To make genuine scientific breakthroughs, an AI needs to learn the abstract reasoning strategies and mental models of expert scientists. This involves teaching it higher-level concepts, such as thinking in terms of symmetries, a core principle in physics that current models lack.
Current LLMs fail at science because they lack the ability to iterate. True scientific inquiry is a loop: form a hypothesis, conduct an experiment, analyze the result (even if incorrect), and refine. AI needs this same iterative capability with the real world to make genuine discoveries.
The ambitious goal of discovering a high-temperature superconductor isn't just a scientific target; it's a strategic choice. Achieving it requires building numerous sub-systems like autonomous synthesis and characterization, effectively forcing the creation of a general-purpose AI for science platform.
Instead of relying on digital proxies like code graders, Periodic Labs uses real-world lab experiments as the ultimate reward function. Nature itself becomes the reinforcement learning environment, ensuring the AI is optimized against physical reality, not flawed simulations.
While pursuing a long-term research goal, the company's commercial strategy is to build AI co-pilots and intelligence layers for R&D workflows in established industries like space and defense.
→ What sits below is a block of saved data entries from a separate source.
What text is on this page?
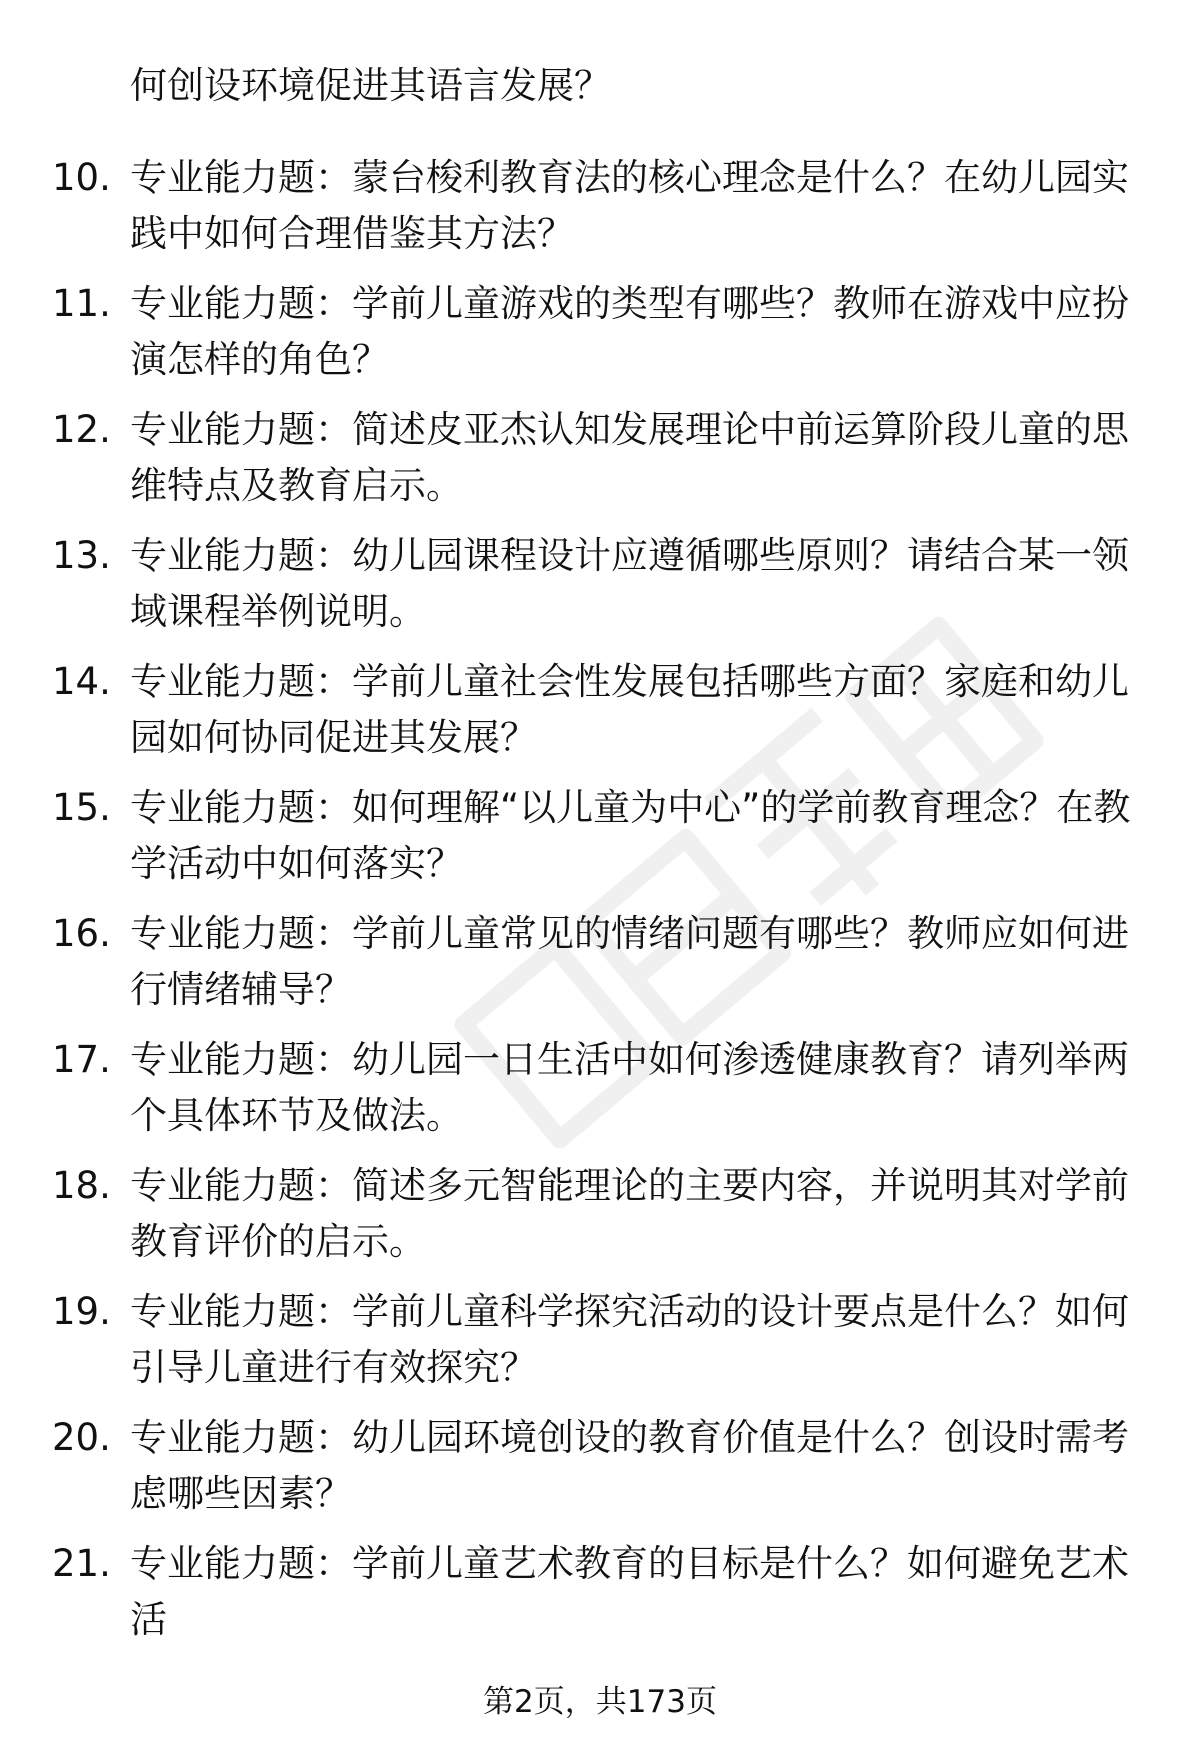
何创设环境促进其语言发展？

10. 专业能力题：蒙台梭利教育法的核心理念是什么？在幼儿园实践中如何合理借鉴其方法？

11. 专业能力题：学前儿童游戏的类型有哪些？教师在游戏中应扮演怎样的角色？

12. 专业能力题：简述皮亚杰认知发展理论中前运算阶段儿童的思维特点及教育启示。

13. 专业能力题：幼儿园课程设计应遵循哪些原则？请结合某一领域课程举例说明。

14. 专业能力题：学前儿童社会性发展包括哪些方面？家庭和幼儿园如何协同促进其发展？

15. 专业能力题：如何理解“以儿童为中心”的学前教育理念？在教学活动中如何落实？

16. 专业能力题：学前儿童常见的情绪问题有哪些？教师应如何进行情绪辅导？

17. 专业能力题：幼儿园一日生活中如何渗透健康教育？请列举两个具体环节及做法。

18. 专业能力题：简述多元智能理论的主要内容，并说明其对学前教育评价的启示。

19. 专业能力题：学前儿童科学探究活动的设计要点是什么？如何引导儿童进行有效探究？

20. 专业能力题：幼儿园环境创设的教育价值是什么？创设时需考虑哪些因素？

21. 专业能力题：学前儿童艺术教育的目标是什么？如何避免艺术活

第2页，共173页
This approach productizes intermediate progress and targets massive existing R&D budgets.
Foundation models can't be trained for physics using existing literature because the data is too noisy and lacks published negative results. A physical lab is needed to generate clean data and capture the learning signal from failed experiments, which is a core thesis for Periodic Labs.
In a field as complex as AI for science, even top experts know only a fraction of what's needed. Periodic Labs prioritizes intense curiosity and mission alignment over advanced degrees, recognizing that everyone, regardless of background, faces a steep learning curve to grasp the full picture.
Simply scaling models on internet data won't solve specialized problems like curing cancer or discovering materials. While scaling laws hold for in-domain tasks, the model must be optimized against the specific data distribution it needs to learn from—which for science, requires generating new experimental data.